General Quesada returned, grunting and swearing to himself. After hanging the precious parrot cage in a tree, he dropped heavily into a wicker chair and sat staring at Walter with the most malicious satisfaction. Occasionally he chuckled as if here was a jest very much to his liking. Walter yearned for his broom-handle. He looked about for something which might serve as a weapon. Regardless of consequences, he would put his mark on the fat, ugly countenance once more.

General Quesada read his purpose and gave an order to Captain Brincker. The two captors roughly hustled Walter into a large, empty room overlooking the bay, and so close to the water that the flooding tide could be heard lapping against the foundation walls.

"You just wait until my government hears of this performance," cried Walter. "General Quesada will be chucked in jail, where he belongs."

Captain Brincker replied in kindly tones:

"Take my advice and do what you are told. It is the best policy."

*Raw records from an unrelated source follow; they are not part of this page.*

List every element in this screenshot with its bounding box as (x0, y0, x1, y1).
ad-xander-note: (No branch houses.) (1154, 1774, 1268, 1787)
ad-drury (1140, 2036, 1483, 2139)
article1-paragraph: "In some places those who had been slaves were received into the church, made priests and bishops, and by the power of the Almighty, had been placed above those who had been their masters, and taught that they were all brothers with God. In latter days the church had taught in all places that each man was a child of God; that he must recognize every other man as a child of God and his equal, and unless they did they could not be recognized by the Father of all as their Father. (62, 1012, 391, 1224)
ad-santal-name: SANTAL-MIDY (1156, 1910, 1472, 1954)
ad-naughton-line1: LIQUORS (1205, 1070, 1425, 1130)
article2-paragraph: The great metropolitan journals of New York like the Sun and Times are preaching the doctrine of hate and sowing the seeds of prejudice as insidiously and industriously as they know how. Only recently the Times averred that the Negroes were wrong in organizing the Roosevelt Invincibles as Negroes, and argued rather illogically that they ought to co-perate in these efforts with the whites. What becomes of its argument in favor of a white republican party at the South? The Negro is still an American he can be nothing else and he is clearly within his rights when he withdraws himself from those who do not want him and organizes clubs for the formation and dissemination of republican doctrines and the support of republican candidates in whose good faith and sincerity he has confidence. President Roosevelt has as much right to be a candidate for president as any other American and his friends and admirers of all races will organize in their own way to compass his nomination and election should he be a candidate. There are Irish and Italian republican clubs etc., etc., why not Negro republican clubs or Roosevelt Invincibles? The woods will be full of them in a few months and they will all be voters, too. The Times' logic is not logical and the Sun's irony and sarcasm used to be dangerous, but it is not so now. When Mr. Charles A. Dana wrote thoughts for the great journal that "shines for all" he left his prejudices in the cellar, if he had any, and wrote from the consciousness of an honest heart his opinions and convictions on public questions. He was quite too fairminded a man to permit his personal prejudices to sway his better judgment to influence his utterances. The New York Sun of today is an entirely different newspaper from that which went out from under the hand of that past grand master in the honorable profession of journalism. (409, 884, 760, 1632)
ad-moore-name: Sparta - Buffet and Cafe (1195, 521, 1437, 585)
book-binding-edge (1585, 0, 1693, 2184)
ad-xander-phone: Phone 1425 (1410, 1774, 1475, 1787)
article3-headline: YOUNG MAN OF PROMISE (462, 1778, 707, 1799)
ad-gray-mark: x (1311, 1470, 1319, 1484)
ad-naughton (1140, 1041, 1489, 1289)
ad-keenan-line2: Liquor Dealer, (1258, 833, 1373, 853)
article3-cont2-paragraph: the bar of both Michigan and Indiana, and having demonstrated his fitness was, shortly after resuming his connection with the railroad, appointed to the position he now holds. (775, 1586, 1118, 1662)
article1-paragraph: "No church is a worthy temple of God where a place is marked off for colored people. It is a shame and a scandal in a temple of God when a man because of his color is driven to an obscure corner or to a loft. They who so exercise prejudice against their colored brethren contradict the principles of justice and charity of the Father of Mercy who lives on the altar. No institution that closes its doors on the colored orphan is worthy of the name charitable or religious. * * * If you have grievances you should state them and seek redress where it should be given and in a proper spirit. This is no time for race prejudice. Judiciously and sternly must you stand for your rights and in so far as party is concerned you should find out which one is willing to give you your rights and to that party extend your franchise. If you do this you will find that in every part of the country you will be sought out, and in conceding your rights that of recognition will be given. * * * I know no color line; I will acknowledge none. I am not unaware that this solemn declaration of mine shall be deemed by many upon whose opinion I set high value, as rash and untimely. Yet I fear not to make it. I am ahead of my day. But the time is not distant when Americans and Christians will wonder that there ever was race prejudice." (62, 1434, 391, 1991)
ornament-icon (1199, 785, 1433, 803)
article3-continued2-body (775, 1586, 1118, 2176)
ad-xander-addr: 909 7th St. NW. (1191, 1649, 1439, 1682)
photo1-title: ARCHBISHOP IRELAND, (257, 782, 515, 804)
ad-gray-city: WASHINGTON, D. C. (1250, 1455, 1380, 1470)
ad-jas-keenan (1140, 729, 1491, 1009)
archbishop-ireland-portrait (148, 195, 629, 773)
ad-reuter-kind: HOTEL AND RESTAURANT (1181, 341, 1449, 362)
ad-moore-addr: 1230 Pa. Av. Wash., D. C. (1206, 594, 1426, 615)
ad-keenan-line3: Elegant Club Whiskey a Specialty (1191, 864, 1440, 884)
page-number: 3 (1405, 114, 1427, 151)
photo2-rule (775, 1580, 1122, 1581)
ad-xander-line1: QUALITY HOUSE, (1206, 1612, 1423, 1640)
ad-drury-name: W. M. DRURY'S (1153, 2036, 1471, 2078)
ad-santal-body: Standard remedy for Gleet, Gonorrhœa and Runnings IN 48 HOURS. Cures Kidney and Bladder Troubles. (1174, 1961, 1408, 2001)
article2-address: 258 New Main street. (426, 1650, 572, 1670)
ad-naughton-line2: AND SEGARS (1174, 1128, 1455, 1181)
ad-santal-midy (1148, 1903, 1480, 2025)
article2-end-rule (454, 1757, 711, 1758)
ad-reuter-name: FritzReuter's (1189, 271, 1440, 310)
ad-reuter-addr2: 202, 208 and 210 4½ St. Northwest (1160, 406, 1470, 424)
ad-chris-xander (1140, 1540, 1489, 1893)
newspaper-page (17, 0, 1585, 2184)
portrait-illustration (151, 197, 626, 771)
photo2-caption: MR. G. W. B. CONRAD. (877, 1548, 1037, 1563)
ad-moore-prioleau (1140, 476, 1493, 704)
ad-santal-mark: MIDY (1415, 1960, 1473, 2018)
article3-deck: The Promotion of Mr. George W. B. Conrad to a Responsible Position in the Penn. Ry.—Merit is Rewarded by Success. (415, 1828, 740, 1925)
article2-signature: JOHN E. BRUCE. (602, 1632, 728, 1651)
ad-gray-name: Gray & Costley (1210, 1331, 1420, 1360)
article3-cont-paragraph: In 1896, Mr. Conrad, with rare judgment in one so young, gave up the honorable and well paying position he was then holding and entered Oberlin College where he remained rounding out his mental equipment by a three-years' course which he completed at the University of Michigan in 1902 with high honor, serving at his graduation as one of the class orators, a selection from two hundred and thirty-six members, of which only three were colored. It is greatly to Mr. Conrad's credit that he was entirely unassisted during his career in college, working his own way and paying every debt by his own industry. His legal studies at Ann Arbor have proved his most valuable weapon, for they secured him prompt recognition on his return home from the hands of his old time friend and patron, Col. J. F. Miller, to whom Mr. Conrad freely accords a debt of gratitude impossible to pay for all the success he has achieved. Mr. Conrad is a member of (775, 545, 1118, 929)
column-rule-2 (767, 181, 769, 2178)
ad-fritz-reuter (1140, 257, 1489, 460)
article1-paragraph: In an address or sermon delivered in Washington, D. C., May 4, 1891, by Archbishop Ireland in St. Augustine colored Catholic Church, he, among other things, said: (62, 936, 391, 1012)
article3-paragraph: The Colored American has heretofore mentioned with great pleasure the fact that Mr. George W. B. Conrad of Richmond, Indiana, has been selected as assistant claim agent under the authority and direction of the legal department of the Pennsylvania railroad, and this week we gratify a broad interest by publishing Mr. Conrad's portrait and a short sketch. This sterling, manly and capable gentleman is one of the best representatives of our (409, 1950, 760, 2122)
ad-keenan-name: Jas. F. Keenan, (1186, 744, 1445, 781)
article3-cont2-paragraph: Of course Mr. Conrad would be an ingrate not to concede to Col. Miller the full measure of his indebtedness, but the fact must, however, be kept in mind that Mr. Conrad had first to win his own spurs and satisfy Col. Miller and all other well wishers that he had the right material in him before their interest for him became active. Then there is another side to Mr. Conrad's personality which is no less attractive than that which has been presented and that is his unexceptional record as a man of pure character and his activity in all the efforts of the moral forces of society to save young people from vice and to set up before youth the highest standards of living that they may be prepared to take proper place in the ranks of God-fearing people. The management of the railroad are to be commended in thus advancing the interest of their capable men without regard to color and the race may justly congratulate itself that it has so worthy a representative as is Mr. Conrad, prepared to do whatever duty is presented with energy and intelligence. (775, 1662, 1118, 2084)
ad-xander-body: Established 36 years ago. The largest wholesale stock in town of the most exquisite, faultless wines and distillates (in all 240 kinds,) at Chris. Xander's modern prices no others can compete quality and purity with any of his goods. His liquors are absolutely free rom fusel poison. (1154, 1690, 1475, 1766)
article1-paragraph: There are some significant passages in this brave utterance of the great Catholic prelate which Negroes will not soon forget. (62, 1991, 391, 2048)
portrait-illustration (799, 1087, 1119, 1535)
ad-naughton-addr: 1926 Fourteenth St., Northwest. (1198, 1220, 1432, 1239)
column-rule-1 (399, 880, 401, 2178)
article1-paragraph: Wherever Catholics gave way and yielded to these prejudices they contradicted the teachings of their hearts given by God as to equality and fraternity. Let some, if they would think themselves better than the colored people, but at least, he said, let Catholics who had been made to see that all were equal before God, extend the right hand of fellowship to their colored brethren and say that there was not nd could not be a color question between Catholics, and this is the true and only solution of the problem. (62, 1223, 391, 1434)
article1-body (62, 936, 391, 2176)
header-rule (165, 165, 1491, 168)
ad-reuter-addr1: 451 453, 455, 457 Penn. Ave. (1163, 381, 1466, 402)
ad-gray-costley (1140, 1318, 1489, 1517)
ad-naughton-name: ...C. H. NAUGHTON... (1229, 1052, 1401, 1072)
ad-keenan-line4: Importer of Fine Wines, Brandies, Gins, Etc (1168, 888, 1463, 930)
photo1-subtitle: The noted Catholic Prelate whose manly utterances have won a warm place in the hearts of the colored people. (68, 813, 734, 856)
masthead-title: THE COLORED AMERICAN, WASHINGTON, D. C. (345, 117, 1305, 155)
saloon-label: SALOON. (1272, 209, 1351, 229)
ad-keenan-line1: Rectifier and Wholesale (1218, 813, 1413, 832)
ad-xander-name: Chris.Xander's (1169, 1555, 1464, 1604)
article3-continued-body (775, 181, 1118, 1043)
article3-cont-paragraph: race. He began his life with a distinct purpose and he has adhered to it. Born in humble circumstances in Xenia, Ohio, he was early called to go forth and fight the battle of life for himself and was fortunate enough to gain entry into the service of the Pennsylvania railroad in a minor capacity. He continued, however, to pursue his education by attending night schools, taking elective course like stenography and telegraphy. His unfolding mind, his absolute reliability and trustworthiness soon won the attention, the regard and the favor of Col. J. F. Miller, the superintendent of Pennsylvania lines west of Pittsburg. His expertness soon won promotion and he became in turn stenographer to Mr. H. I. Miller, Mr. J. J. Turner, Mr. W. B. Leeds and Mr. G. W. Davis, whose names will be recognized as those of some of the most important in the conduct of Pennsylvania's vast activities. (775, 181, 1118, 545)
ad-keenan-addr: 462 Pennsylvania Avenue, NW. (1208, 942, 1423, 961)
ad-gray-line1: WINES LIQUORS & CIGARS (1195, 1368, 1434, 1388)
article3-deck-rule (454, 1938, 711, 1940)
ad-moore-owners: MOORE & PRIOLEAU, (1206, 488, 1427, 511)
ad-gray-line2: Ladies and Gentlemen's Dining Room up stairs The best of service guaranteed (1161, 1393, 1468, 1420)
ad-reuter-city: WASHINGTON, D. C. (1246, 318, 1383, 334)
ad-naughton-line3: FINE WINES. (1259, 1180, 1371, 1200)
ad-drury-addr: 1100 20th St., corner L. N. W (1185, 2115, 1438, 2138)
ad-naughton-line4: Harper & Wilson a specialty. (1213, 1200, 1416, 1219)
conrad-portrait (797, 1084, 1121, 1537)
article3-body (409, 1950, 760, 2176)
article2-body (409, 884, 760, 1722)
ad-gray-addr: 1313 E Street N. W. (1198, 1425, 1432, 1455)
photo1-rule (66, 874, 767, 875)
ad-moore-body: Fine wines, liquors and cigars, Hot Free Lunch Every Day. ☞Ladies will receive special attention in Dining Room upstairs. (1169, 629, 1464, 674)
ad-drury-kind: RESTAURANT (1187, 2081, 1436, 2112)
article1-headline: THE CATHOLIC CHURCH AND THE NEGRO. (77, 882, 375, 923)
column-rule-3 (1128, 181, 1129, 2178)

Left alone, Walter tried to persuade himself that no serious danger could menace him. The Isthmus was almost a part of the United States, and he was no more than a few minutes' drive from the Canal Zone, and the protection of his own people. General Quesada wished to frighten him into silence.

Walter went to one of the long windows, which was barred against harbor thieves by ornamental iron grillwork. Misty and golden in the effulgence of sunset lay the fishing-boats, the wide bay, the scattered islands, and the steamers anchored off the quarantine station. The brief tropical twilight fled, and the night came down.

After a long while a boat scraped against the sea-wall. He could discern it as a slow-moving shadow. Voices murmured in Spanish, an order was sharply uttered, and an oar rattled against the masonry. It did not occur to Walter that the coming of the boat had anything to do with him. He supposed that a crew of fishermen was making a belated landing.